Bab 10 Perjanjian Rahasia
Bab 10 Perjanjian Rahasia
Suara langkah kaki Isamu berdetak pelan di atas lantai marmer lobby Maeda Group. Melangkah tanpa mempedulikan perhatian yang ditujukan padanya. Sesuai dengan petunjuk dari ayahnya, Isamu langsung menuju ruang kerja Januari. Hanya mengangguk ke arah sekretaris sepupunya yang menatap dengan mulut setengah terbuka.

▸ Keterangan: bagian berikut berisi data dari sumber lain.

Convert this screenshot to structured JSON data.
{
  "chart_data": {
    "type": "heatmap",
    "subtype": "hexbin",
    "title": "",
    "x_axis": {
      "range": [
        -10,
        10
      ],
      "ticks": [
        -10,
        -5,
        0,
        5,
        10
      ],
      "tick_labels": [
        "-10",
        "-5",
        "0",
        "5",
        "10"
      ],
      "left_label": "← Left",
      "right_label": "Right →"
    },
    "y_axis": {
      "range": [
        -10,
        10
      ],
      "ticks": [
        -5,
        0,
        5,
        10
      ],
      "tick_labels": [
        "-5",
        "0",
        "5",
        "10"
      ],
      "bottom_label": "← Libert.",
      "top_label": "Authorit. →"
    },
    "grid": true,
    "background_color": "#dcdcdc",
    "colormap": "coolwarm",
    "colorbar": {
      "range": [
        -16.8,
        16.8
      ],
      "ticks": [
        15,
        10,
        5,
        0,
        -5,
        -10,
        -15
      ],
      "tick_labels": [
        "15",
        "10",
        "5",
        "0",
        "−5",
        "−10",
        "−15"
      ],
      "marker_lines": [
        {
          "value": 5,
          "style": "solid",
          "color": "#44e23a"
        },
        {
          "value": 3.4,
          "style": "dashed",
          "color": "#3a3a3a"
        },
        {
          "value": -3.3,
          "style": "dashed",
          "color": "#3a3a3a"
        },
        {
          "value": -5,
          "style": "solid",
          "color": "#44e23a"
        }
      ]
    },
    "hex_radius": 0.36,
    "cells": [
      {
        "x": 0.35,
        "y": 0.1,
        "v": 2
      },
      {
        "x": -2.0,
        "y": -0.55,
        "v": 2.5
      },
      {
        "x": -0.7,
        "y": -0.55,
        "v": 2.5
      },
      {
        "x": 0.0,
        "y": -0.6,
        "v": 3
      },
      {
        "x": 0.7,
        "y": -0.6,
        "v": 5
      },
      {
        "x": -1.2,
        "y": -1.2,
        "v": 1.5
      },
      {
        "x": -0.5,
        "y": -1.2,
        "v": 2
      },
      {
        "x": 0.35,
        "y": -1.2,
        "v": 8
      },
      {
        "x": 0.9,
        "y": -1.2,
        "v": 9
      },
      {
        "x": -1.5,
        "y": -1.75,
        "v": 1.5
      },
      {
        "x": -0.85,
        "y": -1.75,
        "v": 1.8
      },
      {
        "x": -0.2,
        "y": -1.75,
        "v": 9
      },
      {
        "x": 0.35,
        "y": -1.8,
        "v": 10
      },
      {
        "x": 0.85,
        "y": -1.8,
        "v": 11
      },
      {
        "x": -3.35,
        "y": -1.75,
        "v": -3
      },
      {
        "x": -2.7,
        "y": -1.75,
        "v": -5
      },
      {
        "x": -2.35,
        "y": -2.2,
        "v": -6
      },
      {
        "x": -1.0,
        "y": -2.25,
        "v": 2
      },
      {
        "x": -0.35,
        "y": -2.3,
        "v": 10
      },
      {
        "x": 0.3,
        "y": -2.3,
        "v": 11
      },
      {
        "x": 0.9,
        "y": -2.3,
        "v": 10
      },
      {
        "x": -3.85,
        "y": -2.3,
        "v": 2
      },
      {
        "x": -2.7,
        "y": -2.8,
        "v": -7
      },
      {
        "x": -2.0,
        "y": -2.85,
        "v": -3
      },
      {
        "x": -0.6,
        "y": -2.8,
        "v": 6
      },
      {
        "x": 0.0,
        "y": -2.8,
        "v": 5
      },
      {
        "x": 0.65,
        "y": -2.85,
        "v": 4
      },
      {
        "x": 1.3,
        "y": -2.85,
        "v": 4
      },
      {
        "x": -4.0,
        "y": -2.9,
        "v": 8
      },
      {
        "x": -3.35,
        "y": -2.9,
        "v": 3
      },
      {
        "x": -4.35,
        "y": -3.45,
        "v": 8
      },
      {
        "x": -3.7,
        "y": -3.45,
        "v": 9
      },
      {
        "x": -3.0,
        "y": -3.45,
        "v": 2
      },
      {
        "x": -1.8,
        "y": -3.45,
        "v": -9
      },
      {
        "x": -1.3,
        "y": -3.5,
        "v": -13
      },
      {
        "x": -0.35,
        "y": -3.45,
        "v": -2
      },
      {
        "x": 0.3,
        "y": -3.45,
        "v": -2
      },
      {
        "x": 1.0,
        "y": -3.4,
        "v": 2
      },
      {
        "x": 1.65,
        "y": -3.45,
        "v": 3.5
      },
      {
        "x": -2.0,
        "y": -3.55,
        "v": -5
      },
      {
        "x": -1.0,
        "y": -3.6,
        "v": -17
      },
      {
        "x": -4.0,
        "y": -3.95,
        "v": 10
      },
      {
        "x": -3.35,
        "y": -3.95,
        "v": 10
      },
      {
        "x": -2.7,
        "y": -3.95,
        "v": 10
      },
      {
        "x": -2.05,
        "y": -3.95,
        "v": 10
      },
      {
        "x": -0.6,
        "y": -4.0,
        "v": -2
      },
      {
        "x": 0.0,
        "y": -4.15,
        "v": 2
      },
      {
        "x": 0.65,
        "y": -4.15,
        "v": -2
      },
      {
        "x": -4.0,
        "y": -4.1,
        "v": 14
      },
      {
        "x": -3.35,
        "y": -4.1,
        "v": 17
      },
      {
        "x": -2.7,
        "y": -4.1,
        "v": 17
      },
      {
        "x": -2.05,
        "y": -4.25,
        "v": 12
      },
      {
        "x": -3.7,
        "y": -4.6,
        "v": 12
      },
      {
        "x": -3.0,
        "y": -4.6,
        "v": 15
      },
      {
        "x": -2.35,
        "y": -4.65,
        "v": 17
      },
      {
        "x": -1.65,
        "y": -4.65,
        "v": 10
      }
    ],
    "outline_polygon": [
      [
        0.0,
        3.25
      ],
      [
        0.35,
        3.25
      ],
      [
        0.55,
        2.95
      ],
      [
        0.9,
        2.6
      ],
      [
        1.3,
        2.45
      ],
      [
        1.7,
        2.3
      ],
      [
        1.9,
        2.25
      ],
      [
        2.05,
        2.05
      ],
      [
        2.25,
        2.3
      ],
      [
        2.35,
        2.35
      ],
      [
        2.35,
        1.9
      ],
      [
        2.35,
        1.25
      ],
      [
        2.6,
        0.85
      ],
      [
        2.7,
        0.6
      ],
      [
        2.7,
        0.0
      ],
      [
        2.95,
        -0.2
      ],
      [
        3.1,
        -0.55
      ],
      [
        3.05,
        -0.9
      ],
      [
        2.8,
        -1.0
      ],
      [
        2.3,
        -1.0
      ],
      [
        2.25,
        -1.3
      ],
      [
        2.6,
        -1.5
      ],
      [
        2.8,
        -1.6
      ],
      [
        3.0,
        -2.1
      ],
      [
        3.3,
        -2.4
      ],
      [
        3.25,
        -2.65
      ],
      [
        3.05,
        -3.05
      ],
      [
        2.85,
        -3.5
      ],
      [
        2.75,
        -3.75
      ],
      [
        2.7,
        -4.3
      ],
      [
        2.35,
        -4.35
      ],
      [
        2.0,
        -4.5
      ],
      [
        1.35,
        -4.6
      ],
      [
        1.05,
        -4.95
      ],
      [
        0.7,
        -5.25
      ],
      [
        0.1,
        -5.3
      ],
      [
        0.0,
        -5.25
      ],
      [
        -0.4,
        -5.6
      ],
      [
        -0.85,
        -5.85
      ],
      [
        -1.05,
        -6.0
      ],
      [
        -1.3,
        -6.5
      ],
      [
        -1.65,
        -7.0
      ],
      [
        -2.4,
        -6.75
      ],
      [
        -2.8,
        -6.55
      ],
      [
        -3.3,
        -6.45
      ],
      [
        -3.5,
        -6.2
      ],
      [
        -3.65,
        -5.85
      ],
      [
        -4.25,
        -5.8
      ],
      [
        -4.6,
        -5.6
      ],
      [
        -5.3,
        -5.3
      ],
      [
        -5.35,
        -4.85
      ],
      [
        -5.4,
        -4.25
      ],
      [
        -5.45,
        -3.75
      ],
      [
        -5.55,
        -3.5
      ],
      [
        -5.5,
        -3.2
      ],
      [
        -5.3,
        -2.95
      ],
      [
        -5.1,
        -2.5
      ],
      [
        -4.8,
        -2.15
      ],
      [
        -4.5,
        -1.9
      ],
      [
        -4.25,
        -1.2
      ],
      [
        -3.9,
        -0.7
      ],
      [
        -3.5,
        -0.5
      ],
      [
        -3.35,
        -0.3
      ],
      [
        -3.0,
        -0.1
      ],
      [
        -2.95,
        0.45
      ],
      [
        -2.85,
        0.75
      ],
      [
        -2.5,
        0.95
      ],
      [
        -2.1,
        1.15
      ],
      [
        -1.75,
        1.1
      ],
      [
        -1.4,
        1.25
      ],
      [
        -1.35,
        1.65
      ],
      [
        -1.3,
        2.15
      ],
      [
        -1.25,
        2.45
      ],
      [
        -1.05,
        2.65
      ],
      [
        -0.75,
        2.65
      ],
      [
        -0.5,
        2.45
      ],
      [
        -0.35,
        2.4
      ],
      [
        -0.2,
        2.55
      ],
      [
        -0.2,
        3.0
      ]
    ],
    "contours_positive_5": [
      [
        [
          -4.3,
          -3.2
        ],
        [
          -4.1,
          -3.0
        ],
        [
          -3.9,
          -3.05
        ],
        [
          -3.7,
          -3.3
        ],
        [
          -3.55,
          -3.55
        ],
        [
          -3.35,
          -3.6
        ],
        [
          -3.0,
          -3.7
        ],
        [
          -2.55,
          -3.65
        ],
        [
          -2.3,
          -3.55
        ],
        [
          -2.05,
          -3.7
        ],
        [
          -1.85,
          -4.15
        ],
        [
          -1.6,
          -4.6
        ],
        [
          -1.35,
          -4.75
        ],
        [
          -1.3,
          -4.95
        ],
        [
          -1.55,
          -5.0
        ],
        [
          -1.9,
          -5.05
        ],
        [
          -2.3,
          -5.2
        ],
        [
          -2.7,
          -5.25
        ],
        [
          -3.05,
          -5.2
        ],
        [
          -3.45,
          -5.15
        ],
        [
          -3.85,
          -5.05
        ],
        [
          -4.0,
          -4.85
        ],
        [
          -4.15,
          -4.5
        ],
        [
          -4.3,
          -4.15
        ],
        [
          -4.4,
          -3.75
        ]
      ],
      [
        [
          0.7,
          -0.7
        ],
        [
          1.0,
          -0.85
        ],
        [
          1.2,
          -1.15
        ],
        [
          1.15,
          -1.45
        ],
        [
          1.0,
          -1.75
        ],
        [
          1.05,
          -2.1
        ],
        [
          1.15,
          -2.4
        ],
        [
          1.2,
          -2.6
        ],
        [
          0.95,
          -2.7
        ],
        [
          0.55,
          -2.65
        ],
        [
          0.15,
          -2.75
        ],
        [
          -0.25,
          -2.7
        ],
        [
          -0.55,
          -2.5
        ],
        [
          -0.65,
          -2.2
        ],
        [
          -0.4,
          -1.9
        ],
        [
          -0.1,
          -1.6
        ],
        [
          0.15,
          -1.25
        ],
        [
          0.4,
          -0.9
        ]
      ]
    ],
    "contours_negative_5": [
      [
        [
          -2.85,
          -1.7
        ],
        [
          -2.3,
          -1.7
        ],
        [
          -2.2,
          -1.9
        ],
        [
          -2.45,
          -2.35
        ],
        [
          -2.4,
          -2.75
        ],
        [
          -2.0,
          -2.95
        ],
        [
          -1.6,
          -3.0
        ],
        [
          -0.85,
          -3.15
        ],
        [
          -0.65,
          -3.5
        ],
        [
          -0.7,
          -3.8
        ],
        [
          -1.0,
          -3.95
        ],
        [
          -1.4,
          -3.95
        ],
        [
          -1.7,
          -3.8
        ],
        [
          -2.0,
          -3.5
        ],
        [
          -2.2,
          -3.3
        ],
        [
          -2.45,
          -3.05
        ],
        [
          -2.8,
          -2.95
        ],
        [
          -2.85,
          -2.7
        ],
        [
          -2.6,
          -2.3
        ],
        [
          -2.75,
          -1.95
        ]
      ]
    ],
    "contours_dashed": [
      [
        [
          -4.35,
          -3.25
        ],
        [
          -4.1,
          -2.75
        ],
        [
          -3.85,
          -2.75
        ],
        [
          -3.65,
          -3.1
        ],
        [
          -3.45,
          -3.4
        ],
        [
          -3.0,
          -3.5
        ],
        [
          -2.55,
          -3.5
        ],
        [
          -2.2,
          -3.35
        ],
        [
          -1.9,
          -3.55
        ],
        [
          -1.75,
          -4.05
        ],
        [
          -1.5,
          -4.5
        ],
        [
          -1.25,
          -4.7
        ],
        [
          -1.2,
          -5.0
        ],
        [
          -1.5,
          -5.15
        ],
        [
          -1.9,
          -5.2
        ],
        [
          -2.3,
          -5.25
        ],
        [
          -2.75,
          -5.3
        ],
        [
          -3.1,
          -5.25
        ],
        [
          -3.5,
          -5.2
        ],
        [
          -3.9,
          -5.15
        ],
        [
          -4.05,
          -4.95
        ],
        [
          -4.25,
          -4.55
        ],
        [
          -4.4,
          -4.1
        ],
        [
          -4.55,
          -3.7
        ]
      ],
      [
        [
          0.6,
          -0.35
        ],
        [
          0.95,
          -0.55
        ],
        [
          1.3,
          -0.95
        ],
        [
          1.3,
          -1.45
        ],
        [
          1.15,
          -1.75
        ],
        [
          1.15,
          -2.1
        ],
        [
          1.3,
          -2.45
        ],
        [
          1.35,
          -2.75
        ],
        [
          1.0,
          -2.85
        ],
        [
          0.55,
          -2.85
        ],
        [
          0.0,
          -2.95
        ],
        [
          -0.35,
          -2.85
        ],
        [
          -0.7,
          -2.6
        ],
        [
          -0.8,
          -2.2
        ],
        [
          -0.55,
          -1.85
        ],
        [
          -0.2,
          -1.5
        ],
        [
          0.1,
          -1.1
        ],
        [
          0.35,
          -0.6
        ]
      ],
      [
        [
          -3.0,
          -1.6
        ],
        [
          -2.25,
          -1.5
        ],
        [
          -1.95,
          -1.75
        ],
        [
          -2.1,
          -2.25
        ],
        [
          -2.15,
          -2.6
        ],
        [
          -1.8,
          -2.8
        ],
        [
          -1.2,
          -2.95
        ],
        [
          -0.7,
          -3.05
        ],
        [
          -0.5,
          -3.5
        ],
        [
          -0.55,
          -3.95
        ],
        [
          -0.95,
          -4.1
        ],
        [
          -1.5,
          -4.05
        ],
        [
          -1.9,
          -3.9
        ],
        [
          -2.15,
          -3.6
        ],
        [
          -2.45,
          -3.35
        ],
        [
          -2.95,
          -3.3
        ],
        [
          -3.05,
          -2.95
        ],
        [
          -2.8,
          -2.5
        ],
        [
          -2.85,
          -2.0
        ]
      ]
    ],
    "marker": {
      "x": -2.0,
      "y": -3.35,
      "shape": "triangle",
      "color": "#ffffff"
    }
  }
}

Dengan senyum menghiasi bibirnya, Isamu membuka pintu kantor Januari setelah mendengar jawaban dari balik pintu. Wajah tampan dengan mata khas keturunan Jaan Peter menyambut kedatangan Isamu, pemuda yang juga memiliki mata yang sangat memukau.
“Selamat datang di Maeda Group Isamu. Aku sangat gembira kau meneleponku,” sapa Januari ramah.
Isamu, pemuda yang lebih muda 7 tahun dari Januari menatap kagum pada pria yang berdiri di depannya. Terlihat gagah dan yakin dengan kemampuannya. Cukup lama mereka tidak bertemu, karena Januari jarang ada di rumah. Tapi meskipun mereka cukup dekat karena Januari sering datang ke rumah Matahari.
“Hei? Ada yang aneh di wajahku?” tanya Januari meringis geli.
“Sekian lama kita tidak berjumpa, kakakku sudah berubah,” jawab Isamu, menyeringai malu.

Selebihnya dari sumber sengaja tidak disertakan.